The judge said McGuirk was responsible for the situation, and said he would not tolerate the integrity of the junior lawyers “being impugned in this court”. The judge also noted how about 100 potential jurors, summonsed by the court in advance of a jury empanelling in the case, had been “inconvenienced tremendously” by the circumstances.
McGuirk was not present in court. Cosgrave was present.
McGuirk’s senior counsel Maura McNally told the judge that a junior solicitor and junior barrister last week appeared before the court and agreed to the case proceeding to trial that day. McNally said this consent should not have been given, as the McGuirk side was then still awaiting a report from a San Francisco-based expert. McNally said her instructing firm’s principal solicitor had not been notified that consent was given for the hearing date. McNally said she had not met her client in months, and had not reviewed papers in the case since January. Counsel said she was seeking the adjournment as she was not in a position to proceed with the trial.
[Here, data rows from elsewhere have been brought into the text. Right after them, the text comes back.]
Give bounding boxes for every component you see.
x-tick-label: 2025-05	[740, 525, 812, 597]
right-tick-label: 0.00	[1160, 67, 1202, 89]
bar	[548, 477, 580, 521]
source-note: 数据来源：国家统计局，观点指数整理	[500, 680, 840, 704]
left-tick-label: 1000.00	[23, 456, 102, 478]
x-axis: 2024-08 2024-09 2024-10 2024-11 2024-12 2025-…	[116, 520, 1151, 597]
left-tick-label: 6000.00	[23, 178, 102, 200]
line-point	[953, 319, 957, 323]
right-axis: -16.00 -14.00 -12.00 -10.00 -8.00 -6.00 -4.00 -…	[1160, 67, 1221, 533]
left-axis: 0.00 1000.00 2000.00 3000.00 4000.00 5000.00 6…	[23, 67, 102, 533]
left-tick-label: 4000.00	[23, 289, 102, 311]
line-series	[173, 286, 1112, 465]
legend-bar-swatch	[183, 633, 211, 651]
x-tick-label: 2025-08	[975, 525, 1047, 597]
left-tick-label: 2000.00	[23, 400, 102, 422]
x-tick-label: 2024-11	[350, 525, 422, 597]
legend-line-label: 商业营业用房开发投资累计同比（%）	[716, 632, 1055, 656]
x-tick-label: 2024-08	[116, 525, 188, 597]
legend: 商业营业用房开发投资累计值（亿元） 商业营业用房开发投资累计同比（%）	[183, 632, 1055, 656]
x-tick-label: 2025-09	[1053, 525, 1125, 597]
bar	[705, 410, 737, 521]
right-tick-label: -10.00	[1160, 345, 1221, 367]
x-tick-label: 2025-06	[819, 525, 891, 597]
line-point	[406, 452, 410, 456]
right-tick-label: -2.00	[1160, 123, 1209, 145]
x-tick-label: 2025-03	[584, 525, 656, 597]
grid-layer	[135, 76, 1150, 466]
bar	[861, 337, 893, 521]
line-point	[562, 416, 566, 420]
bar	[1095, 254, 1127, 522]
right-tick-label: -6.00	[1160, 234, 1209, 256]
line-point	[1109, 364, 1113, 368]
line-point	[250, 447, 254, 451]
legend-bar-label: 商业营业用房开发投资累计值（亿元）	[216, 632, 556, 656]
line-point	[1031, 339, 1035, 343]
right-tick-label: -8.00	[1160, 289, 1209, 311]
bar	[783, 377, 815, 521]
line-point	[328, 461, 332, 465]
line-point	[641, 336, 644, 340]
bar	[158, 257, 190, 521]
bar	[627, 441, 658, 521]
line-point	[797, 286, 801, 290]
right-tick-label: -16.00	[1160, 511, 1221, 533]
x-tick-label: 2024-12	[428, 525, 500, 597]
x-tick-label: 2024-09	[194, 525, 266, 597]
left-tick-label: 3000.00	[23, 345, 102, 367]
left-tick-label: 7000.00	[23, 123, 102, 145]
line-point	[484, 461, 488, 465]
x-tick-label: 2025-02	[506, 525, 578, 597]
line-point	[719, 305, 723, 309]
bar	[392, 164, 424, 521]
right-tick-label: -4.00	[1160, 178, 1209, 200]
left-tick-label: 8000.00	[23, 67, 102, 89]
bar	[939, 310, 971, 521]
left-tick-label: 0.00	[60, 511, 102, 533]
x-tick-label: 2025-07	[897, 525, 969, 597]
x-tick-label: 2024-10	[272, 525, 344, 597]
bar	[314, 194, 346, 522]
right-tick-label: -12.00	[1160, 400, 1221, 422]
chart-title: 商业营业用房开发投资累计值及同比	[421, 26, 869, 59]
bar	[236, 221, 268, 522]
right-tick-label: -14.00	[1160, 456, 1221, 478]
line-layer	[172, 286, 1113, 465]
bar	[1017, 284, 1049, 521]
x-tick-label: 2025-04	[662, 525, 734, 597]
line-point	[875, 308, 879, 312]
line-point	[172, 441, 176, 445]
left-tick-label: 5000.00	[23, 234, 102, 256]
McNally likened the trial proceeding to “being asked to go into a boxing ring with both hands tied behind my back”.
Barrister Tom Hogan, appearing for Cosgrave, opposed the adjournment, submitting that he couldn’t overstate “how extraordinary this state of affairs is”. He said Cosgrave was in court and prepared for the trial.
Responding to the judge’s invitation for counsel’s views on the making of a legal costs order against McGuirk, McNally said such an order should not be so onerous to preclude McGuirk from pursuing his case. The judge ordered that McGuirk pay legal costs incurred by the parties in the wasting of yesterday’s hearing date and other costs incurred.